Люся не вломилась однажды к студенту в постель – она только стала чаще заходить к нему в комнату в свеженьком и цветастом халатике: что-то она советовала и что-то она выспрашивала, пока не увязла в его шелестящих разговорах, а потом и в якушкинской словесной патоке. Родилась дочка. За два года Люся стала такая же тихая, как Кузовкин.
Когда Якушкин начал свой очередной выход на умирание, или, как они называли, выход на смерть, Кузовкин дежурил больше и чаще других; дежурство происходило в кустах смородины или же в кустах малины – втайне от старика. Было лето. Было тепло. Но легко – не было.

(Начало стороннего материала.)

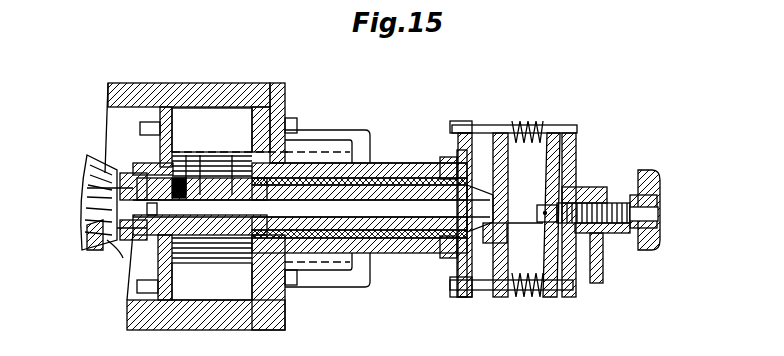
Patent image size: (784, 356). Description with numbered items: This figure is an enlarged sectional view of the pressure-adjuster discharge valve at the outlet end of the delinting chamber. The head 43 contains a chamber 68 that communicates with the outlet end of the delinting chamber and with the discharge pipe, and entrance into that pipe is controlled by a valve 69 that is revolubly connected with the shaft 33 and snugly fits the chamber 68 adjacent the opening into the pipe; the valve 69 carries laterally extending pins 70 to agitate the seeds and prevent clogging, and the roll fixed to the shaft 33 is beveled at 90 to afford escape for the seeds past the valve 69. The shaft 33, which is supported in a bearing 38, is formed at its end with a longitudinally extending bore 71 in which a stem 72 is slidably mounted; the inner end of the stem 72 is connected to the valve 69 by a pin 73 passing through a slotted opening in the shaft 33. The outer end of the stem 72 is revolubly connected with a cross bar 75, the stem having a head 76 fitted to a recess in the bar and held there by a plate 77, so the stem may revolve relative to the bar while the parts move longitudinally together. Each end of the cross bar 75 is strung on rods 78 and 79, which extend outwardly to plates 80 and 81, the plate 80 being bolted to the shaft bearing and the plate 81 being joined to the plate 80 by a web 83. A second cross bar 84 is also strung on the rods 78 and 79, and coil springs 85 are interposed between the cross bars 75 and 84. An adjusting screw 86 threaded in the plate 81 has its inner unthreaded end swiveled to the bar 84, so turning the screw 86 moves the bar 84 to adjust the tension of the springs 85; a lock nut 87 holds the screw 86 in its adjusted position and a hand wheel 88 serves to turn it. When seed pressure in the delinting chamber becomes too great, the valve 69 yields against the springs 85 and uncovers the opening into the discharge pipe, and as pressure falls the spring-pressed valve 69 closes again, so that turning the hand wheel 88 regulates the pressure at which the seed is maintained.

The shaft 33 is at (310, 200).
The bearing 38 is at (372, 135).
The head 43 is at (330, 270).
The chamber 68 is at (231, 204).
The valve 69 is at (172, 128).
The laterally extending pins 70 is at (140, 125).
The longitudinally extending bore 71 is at (333, 200).
The stem 72 is at (311, 198).
The pin 73 is at (87, 188).
The cross bar 75 is at (508, 163).
The head 76 is at (490, 212).
The plate 77 is at (457, 262).
The rod 78 is at (480, 130).
The rod 79 is at (478, 292).
The plate 80 is at (452, 128).
The plate 81 is at (580, 185).
The web 83 is at (525, 233).
The second cross bar 84 is at (580, 132).
The coil springs 85 is at (530, 118).
The adjusting screw 86 is at (613, 198).
The lock nut 87 is at (605, 272).
The hand wheel 88 is at (660, 178).
The beveled end 90 is at (85, 243).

На состояние умирания Якушкин выходил знания ради: с тем, чтобы, прожив его, уяснить, какие там жизненные резервы и какие из опасных провалы, – и конечно, близость края пугала якушкинцев. Сначала в помощь Кузовкину был врач, притом бессребреник, которого уговорила Инна Галкина и который по доброй воле приехал; однако, узнавший, что ни осмотреть старика, ни даже войти во флигелек нельзя, потому что старик, видите ли, не хочет, врач осердился и отбыл с первой же электричкой: чего ради он, врач, будет сидеть в кустах смородины, к тому же прячась?.. Инна и Дериглотов подменяли Кузовкина, после чего отоспавшийся студент приезжал дежурить вновь. Шел шестой день голодания, и было не так уж страшно, но пошел десятый день, одиннадцатый, пятнадцатый…

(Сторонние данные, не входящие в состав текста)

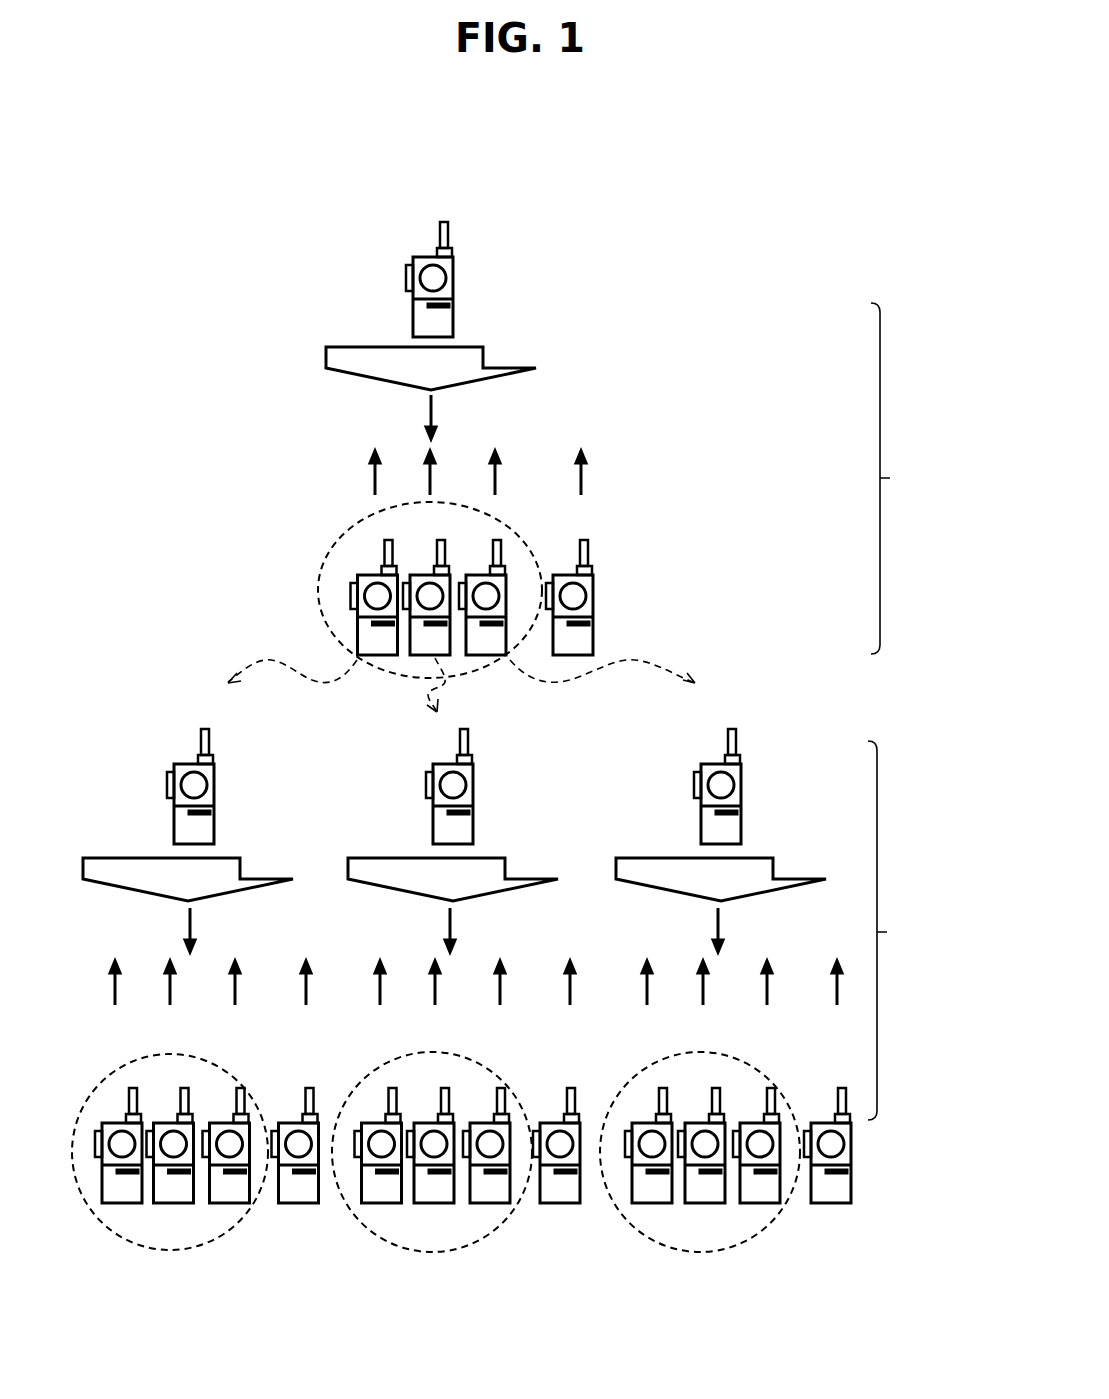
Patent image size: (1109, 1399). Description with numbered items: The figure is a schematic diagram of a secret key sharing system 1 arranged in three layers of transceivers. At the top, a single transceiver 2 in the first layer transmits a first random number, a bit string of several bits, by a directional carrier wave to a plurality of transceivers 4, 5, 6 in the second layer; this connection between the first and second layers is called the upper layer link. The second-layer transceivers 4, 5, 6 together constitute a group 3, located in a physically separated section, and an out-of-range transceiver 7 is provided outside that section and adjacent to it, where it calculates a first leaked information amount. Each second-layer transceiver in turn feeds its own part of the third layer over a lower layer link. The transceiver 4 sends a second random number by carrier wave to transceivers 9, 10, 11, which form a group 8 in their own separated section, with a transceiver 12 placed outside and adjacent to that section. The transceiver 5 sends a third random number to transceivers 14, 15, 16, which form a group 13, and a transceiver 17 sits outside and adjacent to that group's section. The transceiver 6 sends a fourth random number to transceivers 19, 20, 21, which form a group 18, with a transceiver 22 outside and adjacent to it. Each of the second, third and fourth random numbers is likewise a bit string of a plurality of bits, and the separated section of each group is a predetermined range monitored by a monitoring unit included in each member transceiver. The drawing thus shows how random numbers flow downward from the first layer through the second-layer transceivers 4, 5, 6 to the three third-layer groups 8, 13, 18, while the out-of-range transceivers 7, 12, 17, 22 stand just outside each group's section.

The secret key sharing system 1 is at (935, 218).
The transceiver in the first layer 2 is at (442, 223).
The group 3 is at (327, 548).
The transceiver in the second layer 4 is at (366, 573).
The transceiver in the second layer 5 is at (420, 573).
The transceiver in the second layer 6 is at (478, 573).
The out-of-range transceiver 7 is at (565, 573).
The group 8 is at (188, 1053).
The transceiver in the third layer 9 is at (104, 1122).
The transceiver in the third layer 10 is at (156, 1122).
The transceiver in the third layer 11 is at (212, 1122).
The transceiver 12 is at (281, 1122).
The group 13 is at (448, 1053).
The transceiver in the third layer 14 is at (364, 1122).
The transceiver in the third layer 15 is at (417, 1122).
The transceiver in the third layer 16 is at (473, 1122).
The transceiver 17 is at (543, 1122).
The group 18 is at (715, 1053).
The transceiver in the third layer 19 is at (634, 1122).
The transceiver in the third layer 20 is at (687, 1122).
The transceiver in the third layer 21 is at (742, 1122).
The transceiver 22 is at (813, 1122).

Дежурство состояло в том, что Кузовкин изредка подходил к флигельку; опасливо заглянув в окошко и увидев старика лежащим в забытьи, его недвижное лицо, возвращался в кусты. Дежурство состояло также и в том, чтобы наблюдать за флигельком с расстояния: слышать и видеть, как хлопает ставней ветер и как бездомный кот, бродивший по участку и осмелевший, вдруг впрыгивает через окно внутрь, а потом – еды во флигельке не найдя – уходит, тоже через окно. Кузовкин позволял себе держаться и на большем расстоянии – из кустов он выбирался за калитку, сидел там на скамье под тополями, в пятнадцати – двадцати шагах от флигелька. Неподалеку белел магазинчик, и там Кузовкин покупал себе немного колбасы, сыра, хлеба и застарелой фруктовой воды с мучнистым осадком на дне. Через каждые полчаса, пройдя осторожным шагом по краю участочка, он на миг заглядывал в окна.